Writing to support that ethic, I drew a distinction not between right and left but between those who use violence or intimidation (which do require "edicts") and those who do what Brewster cautioned against: They claim to champion dialogue while serving narrower, often unacknowledged ideological or tribal agendas against perceived enemies whose reputations and words they often distort, sometimes smoothly, sometimes hideously. Campus Stalinists refined this to a high art years ago, deftly invoking liberal pieties and principles to justify one-dimensional politics; so now do some conservative networker-warriors.

A strong Yale will detect and reject them, quietly but firmly placing

the burden on progressive and conservative activists to clean their houses.

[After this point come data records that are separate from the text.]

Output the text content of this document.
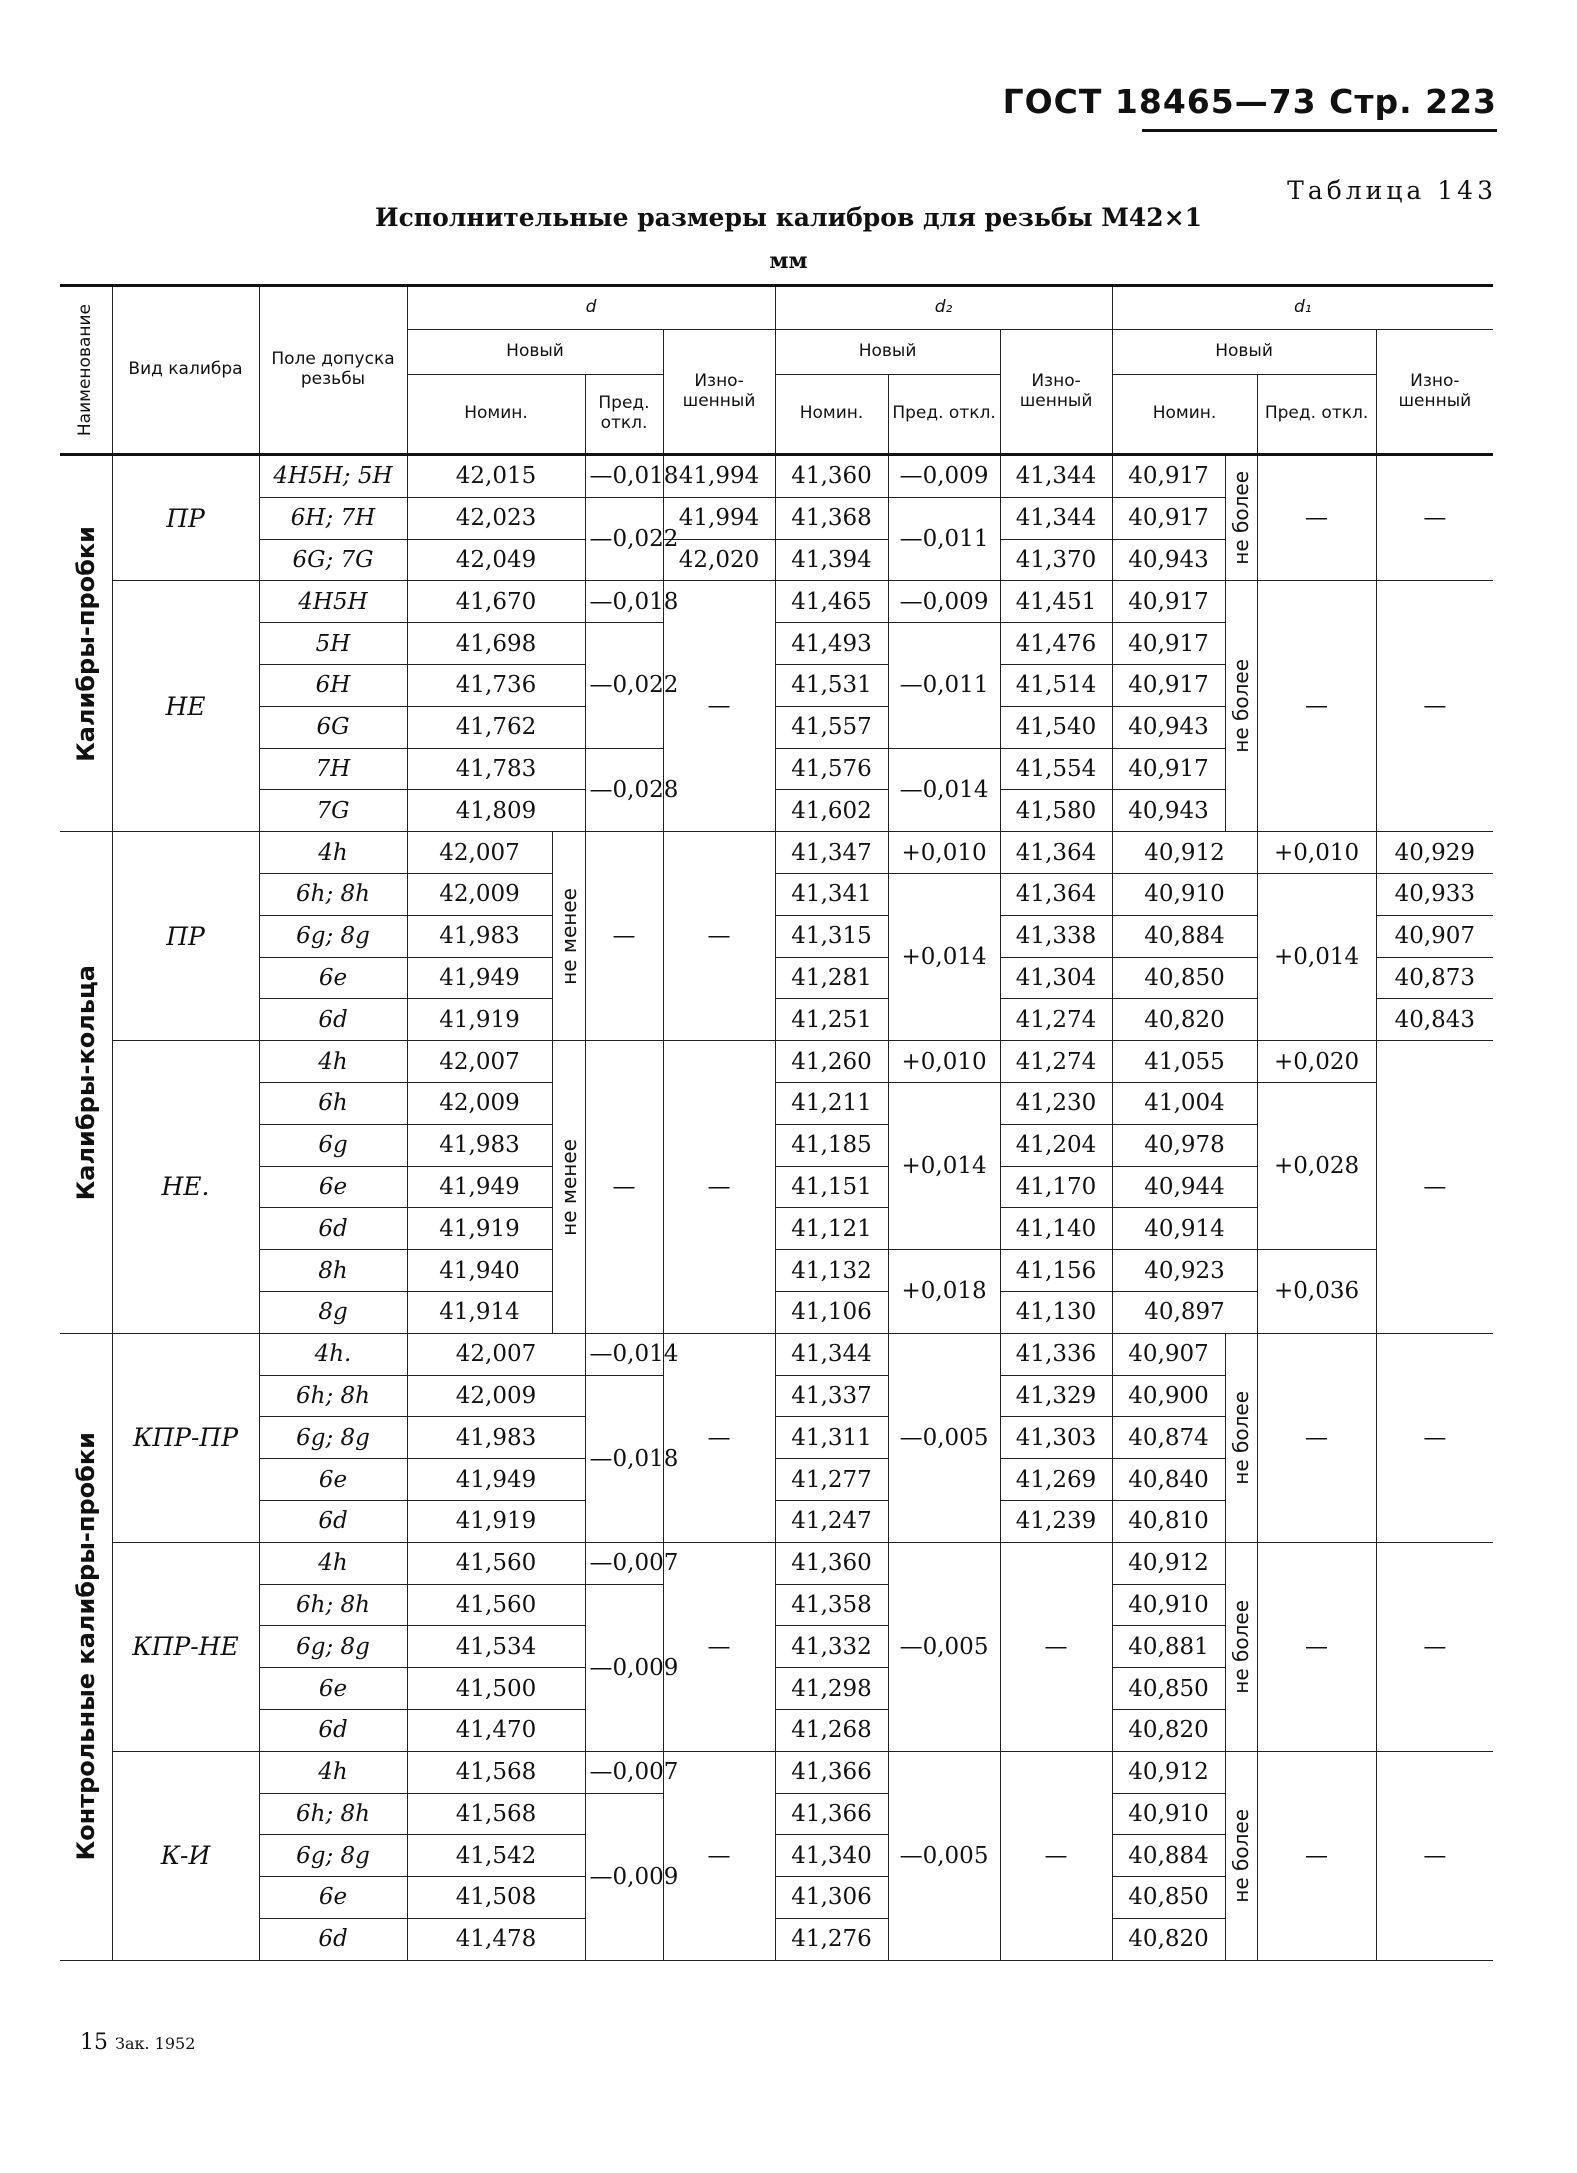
ГОСТ 18465—73 Стр. 223
Таблица 143
Исполнительные размеры калибров для резьбы M42×1
мм
Наименование	Вид калибра	Поле допуска резьбы	d				d₂			d₁			
			Новый			Изно- шенный	Новый		Изно- шенный	Новый			Изно- шенный
			Номин.		Пред. откл.		Номин.	Пред. откл.		Номин.		Пред. откл.	

Калибры-пробки	ПР	4H5H; 5H	42,015		—0,018	41,994	41,360	—0,009	41,344	40,917	не более	—	—
		6H; 7H	42,023		—0,022	41,994	41,368	—0,011	41,344	40,917			
		6G; 7G	42,049			42,020	41,394		41,370	40,943			
	НЕ	4H5H	41,670		—0,018	—	41,465	—0,009	41,451	40,917	не более	—	—
		5H	41,698		—0,022		41,493	—0,011	41,476	40,917			
		6H	41,736				41,531		41,514	40,917			
		6G	41,762				41,557		41,540	40,943			
		7H	41,783		—0,028		41,576	—0,014	41,554	40,917			
		7G	41,809				41,602		41,580	40,943			

Калибры-кольца	ПР	4h	42,007	не менее	—	—	41,347	+0,010	41,364	40,912		+0,010	40,929
		6h; 8h	42,009				41,341	+0,014	41,364	40,910		+0,014	40,933
		6g; 8g	41,983				41,315		41,338	40,884			40,907
		6e	41,949				41,281		41,304	40,850			40,873
		6d	41,919				41,251		41,274	40,820			40,843
	НЕ.	4h	42,007	не менее	—	—	41,260	+0,010	41,274	41,055		+0,020	—
		6h	42,009				41,211	+0,014	41,230	41,004		+0,028	
		6g	41,983				41,185		41,204	40,978			
		6e	41,949				41,151		41,170	40,944			
		6d	41,919				41,121		41,140	40,914			
		8h	41,940				41,132	+0,018	41,156	40,923		+0,036	
		8g	41,914				41,106		41,130	40,897			

Контрольные калибры-пробки	КПР-ПР	4h.	42,007		—0,014	—	41,344	—0,005	41,336	40,907	не более	—	—
		6h; 8h	42,009		—0,018		41,337		41,329	40,900			
		6g; 8g	41,983				41,311		41,303	40,874			
		6e	41,949				41,277		41,269	40,840			
		6d	41,919				41,247		41,239	40,810			
	КПР-НЕ	4h	41,560		—0,007	—	41,360	—0,005	—	40,912	не более	—	—
		6h; 8h	41,560		—0,009		41,358			40,910			
		6g; 8g	41,534				41,332			40,881			
		6e	41,500				41,298			40,850			
		6d	41,470				41,268			40,820			
	К-И	4h	41,568		—0,007	—	41,366	—0,005	—	40,912	не более	—	—
		6h; 8h	41,568		—0,009		41,366			40,910			
		6g; 8g	41,542				41,340			40,884			
		6e	41,508				41,306			40,850			
		6d	41,478				41,276			40,820			
15 Зак. 1952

They'll have to, if the rest of us are brave enough to make it clear that we're not buying what's pernicious or nonsensical in their claims and that we won't be intimidated or guilt-tripped into pretending otherwise.

--Jim Sleeper

Hugh Hewitt responds: There is an old Irish saying: When everyone says you're drunk, you'd better sit down. Professor Sleeper had better sit down.

Sleeper is quite energetically attempting to persuade readers of both The Weekly Standard and the Yale Daily News that he didn't write what they thought he wrote. He is attempting to do so at the same time he refuses to apologize to the freshmen for the use of the terms "neo-Stalinist" and "Fedayeen Uncle Sams" in his first article in the Yale Daily News.

One of the great benefits of the Internet is that observers of arguments like this one can instantly read the originals. Sleeper's first column was linked in my Daily Standard piece, as was the students' report to Frontpage magazine. Sleeper may want to plead guilty to lousy writing rather than abusive invective, but even the former won't erase the terms "neo-Stalinist" or "Fedayeen Uncle Sams." Those are serious charges, far beyond any ordinary charge of incivility. To remind Professor Sleeper: Stalin murdered millions and imprisoned millions more. The Fedayeen have been violating the rules of war in recent weeks, murdering American soldiers and Iraqi citizens. Sleeper was writing about civility in his first article. "Yeah, right," as the younger people say.